Why The Game Of Thrones Finale Was Never Going To Satisfy

A series ripe for criticism has now finished. Try not to over analyze it. 

Photo Credit: HBO

Photo Credit: HBO

We forget TV show finales are hard to pull off. 

Personally, due to this understanding, I’ve come to accept that endings are never going to fully satisfy. For me, Mad Men came close. Breaking Bad even more so. But for Game of Thrones, a show with so many characters and storylines, from a book series still yet to be completed, getting an ending that was to please the masses seemed almost unthinkable. This is why I never expected it to give me one.

We invest so much of our time and energy into TV shows like Game of Thrones, that when it comes to finalizing their journey we’re often left angry, frustrated or plain just confused as to the ending the showrunners have chosen. This is due in large part because the ending is something we have zero say in. As a show runs, we can debate its direction. But an ending, that’s it and it’s in this finality where we often lose our minds. Many popular series of the past have suffered from this fate. Lost and The Sopranos are two which spring to mind.

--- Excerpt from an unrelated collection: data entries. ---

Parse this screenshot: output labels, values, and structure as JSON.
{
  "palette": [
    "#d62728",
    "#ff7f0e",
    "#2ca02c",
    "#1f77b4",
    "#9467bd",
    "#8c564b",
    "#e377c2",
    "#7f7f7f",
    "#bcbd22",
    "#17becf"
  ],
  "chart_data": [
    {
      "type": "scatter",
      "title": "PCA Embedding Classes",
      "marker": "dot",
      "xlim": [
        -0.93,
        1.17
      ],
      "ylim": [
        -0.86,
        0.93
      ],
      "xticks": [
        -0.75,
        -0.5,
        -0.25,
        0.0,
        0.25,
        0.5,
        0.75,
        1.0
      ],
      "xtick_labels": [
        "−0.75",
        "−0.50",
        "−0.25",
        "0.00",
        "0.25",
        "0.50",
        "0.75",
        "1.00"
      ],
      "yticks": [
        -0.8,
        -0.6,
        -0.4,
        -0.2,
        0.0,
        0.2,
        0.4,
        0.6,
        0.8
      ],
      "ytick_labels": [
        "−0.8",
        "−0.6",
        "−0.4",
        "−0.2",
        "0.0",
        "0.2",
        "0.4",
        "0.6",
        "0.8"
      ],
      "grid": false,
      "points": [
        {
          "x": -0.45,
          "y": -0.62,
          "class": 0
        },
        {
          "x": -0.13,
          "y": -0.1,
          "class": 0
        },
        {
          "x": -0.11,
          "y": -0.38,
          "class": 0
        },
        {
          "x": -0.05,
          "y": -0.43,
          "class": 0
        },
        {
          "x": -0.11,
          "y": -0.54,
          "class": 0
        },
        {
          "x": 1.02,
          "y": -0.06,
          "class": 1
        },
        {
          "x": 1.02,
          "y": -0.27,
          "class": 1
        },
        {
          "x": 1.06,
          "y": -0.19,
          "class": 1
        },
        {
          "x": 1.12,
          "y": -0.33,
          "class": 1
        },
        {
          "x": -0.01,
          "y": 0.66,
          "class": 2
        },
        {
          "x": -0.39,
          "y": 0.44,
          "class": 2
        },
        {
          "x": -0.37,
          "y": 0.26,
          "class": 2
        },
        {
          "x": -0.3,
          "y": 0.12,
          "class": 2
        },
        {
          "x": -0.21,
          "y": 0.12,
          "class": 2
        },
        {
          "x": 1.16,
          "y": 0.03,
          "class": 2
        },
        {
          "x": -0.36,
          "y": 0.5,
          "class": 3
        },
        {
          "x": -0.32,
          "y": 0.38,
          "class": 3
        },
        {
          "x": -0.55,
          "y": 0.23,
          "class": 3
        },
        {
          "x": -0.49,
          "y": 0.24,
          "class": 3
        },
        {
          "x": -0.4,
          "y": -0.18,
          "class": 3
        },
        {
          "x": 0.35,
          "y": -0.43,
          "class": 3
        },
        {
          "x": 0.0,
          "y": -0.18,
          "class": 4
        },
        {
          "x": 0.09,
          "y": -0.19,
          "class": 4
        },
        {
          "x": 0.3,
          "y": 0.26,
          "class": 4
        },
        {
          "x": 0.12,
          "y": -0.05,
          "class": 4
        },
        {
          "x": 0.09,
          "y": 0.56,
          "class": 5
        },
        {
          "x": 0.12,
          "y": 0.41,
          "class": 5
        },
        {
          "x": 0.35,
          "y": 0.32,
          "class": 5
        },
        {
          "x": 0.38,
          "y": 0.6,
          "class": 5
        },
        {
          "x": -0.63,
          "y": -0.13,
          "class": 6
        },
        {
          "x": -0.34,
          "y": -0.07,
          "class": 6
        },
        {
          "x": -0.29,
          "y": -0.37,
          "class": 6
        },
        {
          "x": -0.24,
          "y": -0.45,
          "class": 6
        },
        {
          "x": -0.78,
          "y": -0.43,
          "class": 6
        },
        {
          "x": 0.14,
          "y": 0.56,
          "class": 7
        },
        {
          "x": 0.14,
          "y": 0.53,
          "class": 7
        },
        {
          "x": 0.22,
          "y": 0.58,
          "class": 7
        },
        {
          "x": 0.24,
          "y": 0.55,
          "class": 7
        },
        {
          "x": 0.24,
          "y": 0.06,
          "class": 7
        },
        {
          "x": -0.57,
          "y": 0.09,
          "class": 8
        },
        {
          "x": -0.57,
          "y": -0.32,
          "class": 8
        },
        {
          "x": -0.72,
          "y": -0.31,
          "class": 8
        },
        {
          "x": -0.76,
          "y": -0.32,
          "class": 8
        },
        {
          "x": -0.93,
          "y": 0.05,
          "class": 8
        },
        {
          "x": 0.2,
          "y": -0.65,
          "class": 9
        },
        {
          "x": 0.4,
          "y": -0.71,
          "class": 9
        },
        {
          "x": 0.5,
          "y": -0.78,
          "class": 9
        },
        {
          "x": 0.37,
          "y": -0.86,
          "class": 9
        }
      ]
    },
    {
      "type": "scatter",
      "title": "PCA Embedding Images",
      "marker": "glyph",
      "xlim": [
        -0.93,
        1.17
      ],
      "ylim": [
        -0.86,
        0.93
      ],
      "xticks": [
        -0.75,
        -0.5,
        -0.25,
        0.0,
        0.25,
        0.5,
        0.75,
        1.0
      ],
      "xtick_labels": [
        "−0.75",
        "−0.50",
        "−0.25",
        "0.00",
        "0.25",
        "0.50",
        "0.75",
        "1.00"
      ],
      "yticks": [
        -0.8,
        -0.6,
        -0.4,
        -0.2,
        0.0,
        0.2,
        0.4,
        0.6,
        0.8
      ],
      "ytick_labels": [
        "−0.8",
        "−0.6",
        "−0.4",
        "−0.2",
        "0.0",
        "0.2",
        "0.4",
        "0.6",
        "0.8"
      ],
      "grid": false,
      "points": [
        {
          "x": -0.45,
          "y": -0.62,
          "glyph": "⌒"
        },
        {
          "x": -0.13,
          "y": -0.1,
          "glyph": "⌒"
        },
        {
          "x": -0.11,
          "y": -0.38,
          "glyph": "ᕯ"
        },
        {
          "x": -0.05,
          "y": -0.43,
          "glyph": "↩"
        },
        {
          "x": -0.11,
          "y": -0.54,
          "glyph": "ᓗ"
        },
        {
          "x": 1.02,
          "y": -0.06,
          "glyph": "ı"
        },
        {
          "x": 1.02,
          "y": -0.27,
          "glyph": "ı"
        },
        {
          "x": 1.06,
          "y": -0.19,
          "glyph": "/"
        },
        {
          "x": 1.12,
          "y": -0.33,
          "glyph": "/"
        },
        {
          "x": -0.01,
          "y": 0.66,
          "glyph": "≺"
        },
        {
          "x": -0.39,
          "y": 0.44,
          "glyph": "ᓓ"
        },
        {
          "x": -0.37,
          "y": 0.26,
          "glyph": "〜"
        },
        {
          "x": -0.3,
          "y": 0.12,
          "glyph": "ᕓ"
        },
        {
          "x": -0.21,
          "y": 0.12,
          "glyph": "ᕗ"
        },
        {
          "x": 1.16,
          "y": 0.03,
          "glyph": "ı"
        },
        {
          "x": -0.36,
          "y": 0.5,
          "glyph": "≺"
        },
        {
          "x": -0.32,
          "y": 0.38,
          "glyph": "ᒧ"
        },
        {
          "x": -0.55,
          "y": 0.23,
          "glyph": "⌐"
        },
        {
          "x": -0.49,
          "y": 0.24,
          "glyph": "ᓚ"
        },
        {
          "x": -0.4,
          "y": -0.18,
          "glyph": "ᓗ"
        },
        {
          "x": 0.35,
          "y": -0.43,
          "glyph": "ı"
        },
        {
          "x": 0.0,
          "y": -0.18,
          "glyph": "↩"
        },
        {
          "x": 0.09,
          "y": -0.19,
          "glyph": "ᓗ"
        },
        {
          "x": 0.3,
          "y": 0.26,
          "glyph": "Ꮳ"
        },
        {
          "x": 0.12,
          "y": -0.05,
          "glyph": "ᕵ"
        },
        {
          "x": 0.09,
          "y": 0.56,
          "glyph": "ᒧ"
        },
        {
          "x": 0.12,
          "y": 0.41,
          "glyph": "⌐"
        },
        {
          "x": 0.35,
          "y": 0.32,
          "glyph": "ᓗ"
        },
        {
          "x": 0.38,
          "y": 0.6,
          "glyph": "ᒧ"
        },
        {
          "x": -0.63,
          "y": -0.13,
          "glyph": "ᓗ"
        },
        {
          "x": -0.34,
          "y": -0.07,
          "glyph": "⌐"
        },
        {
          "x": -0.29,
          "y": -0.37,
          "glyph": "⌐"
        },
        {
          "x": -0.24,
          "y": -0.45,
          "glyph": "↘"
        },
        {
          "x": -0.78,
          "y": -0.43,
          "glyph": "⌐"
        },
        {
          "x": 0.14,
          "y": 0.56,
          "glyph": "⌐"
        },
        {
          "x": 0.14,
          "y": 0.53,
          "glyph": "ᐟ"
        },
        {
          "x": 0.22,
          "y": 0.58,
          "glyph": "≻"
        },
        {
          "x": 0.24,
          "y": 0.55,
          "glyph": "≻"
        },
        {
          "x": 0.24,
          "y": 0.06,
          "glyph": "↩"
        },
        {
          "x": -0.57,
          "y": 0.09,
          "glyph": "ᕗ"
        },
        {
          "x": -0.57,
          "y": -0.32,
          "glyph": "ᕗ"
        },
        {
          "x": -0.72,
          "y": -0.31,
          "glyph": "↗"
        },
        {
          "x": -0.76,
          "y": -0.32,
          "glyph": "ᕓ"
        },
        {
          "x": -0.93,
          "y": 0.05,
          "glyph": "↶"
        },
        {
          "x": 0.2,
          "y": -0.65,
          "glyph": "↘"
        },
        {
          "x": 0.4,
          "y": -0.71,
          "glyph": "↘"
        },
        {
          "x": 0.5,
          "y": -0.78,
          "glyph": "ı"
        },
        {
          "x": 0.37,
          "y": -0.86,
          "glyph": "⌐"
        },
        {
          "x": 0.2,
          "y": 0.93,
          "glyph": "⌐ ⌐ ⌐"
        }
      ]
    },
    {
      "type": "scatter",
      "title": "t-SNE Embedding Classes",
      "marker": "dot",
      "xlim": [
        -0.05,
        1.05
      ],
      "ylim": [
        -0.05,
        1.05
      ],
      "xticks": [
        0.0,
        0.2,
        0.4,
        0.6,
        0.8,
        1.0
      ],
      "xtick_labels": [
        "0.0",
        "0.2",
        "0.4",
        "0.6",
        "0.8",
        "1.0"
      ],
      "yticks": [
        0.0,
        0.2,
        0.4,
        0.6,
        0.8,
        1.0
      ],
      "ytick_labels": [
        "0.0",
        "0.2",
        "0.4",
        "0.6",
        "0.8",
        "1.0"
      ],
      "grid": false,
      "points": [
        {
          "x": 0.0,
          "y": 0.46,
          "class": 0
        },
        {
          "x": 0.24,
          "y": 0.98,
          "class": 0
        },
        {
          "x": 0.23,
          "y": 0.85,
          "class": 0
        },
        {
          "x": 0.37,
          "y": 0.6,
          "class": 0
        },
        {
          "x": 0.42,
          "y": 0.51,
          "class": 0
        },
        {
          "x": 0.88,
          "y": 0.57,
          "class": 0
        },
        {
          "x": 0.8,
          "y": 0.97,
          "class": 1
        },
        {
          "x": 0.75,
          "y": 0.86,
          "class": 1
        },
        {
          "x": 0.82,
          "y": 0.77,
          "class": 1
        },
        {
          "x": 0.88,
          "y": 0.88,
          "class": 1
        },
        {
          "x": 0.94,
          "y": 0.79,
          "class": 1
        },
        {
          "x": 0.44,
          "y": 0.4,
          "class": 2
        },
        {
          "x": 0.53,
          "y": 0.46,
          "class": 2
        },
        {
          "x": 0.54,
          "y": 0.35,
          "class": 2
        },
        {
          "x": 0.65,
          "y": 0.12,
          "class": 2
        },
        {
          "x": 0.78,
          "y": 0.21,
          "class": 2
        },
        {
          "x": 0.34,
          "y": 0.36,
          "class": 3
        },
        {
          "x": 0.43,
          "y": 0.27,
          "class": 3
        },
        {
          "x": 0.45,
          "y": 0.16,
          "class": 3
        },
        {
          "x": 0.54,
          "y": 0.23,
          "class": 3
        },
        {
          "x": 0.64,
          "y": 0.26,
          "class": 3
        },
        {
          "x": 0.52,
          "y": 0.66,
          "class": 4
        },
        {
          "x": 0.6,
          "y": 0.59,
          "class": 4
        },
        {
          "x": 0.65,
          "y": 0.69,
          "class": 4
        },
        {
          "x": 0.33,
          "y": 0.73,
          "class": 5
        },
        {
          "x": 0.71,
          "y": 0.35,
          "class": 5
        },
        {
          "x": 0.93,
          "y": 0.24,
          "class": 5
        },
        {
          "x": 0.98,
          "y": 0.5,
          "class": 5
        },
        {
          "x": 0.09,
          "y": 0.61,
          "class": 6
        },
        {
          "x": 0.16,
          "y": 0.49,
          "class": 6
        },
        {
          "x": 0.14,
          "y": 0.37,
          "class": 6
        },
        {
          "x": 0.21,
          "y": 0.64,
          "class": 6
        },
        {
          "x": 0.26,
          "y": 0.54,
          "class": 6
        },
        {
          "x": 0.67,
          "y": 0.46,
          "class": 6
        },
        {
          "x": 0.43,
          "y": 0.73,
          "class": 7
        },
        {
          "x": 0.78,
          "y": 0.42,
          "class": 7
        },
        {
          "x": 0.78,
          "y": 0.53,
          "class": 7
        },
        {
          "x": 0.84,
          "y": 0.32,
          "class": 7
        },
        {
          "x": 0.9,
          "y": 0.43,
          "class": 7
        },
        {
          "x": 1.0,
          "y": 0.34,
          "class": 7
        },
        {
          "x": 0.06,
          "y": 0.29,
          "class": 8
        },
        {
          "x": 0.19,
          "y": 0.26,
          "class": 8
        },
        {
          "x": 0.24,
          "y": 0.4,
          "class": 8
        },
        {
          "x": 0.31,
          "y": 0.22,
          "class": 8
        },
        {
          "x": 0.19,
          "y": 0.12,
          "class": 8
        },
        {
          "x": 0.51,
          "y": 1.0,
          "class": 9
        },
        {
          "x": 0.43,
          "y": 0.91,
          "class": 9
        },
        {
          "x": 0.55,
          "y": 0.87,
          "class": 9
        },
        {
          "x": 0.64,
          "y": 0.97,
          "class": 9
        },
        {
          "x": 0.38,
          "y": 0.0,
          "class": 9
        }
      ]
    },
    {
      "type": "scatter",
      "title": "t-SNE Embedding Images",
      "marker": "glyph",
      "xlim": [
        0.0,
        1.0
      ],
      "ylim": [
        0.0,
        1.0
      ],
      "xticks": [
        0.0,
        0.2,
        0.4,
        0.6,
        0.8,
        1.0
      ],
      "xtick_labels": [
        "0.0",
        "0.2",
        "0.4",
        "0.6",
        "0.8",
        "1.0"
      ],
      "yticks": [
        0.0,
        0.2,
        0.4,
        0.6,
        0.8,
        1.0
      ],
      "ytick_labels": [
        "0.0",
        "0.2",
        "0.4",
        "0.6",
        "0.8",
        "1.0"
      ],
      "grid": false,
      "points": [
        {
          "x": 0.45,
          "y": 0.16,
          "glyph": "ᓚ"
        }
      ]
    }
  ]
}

Nevertheless, Game of Thrones gave us an ending with Bran as the new King of Westeros. Like myself, I bet you didn’t see that coming? If there was ever a way to have an unsatisfying ending to a show, giving the title reigns to its most boring character is one way to do it. As much as I’d like digress in this decision, in the end, does it really even matter?

Part of me wanted Jon to win since he’d come to embody the heart of the show as he’d become its most traditional hero. Another part of me wanted Tyrion to take the throne since his antics made me laugh and…well…he loves to drink wine, which in itself is kind of what a ruler does most of the time don’t you think? 

Another part of me wanted carnage with Daenerys taking the title as it would have been funny to see her win and kill everyone. I could do this dance over and over in my head with dozens of ways this show could have ended. Again, this is what happens when you watch a show for eight years, these types of thoughts soon begin to envelope your mind. You become invested. You debate, and as episodes, events and seasons pile up on top of one another, the narrative of what you desire the show to be becomes the reality of what you think it should be rather than what it actually is. 

This is the dilemma popular shows face. 

Furthermore, I read on Facebook and Twitter this morning numerous people calling out the showrunners for leaving everyone wanting more. “That’s it?” led mosts rants. More deaths and more surprises soon took hold of what we wanted GOT to be. A finale kills all of that. You can’t win in a world like this. 

In the end, Bran is the King. So what? Again, does it really matter?

The ending of Game of Thrones was never what the show was truly about anyways. Seeing the Starks grow up into noble leaders and great warriors was what made this show great. Watching Jamie change was another. The heart rested in the characters and their struggles with life and the bonds they forged. I’ll miss that. I’m sure you will too. That’s what we should be lauding. We were given eight years of impressive TV storytelling. Till its finale, we were all invested. That says something. 

Game of Thrones showrunners DB Weiss and David Benioff may not have stuck the landing as we might have wanted but they did give a show to root for. Savour that because that’s all you can still do.